In the continuing effort to improve survival, several avenues are being explored, among them:
Non-platinum doublets. The combination of vinorelbine and gemcitabine given weekly has been extensively studied. Response rates have ranged from 19 percent to 73 percent, and median survival from nine to 12 months, with good tolerability. Other combinations of agents are now being evaluated, including paclitaxel plus gemcitabine and docetaxel and gemcitabine, which show response rates ranging from 33 percent to 38 percent with good tolerability. A randomized Phase II trial by the Cancer and Leukemia Group B (CALGB) will compare docetaxel plus irinotecan versus docetaxel plus gemcitabine.
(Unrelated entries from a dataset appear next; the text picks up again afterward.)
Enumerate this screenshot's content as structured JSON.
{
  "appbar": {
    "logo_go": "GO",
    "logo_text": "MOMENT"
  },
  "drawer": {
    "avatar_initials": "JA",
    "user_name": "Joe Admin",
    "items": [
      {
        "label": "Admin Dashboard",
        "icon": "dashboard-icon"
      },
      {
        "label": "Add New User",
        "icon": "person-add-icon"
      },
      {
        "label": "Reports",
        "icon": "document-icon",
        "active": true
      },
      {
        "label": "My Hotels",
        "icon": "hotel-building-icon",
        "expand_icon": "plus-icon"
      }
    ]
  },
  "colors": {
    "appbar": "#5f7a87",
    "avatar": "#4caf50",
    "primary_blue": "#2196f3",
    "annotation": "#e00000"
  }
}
Addition of a second new agent to the active regimens. This has not yet proved to have additional benefit over two agents, but the milder toxicity of the newer agents may make a difference. Such combinations include docetaxel/carboplatin/gemcitabine, paclitaxel/carboplatin/gemcitabine, and vinorelbine/cisplatin/gemcitabine, among others. Several trials have shown improvements in survival by the addition of gemcitabine, with median survival time up to almost ten months and one-year survival rate up to 45 percent. Sequential administration of agents. This allows efficacious doses to be given without overlapping toxicities. Sequencing with non-cross-resistant agents might also overcome drug resistance. [The report at ASCO by Gandara (page 1) suggests the potential benefit of this approach when combined with radiotherapy.]
Single-agent therapy. Platinum-containing regimens have been the mainstay of therapy in lung cancer for many years, therefore, investigators have been hesitant to exclude them from treatment regimens. However, it is possible they are less effective than the newer agents and are only adding to toxicity, therefore, a number of trials are evaluating single-agent therapy, often as a weekly regimen. Weekly taxane therapy in advanced NSCLC has proved to be an active approach that is better tolerated than a three-weekly schedule. While most studies have included weekly paclitaxel, newer studies are suggesting that docetaxel is also efficacious and less toxic than docetaxel given on a three-weekly schedule.
New chemotherapy agents. Developing newer, more active cytotoxic agents is a constant pursuit. Among these are tirapazamine, multitargeted antifolate (MTA), oxaliplatin, tegafur, and uracil (UFT). The hope is that these and other novel agents will continue to further extend survival in advanced lung cancer.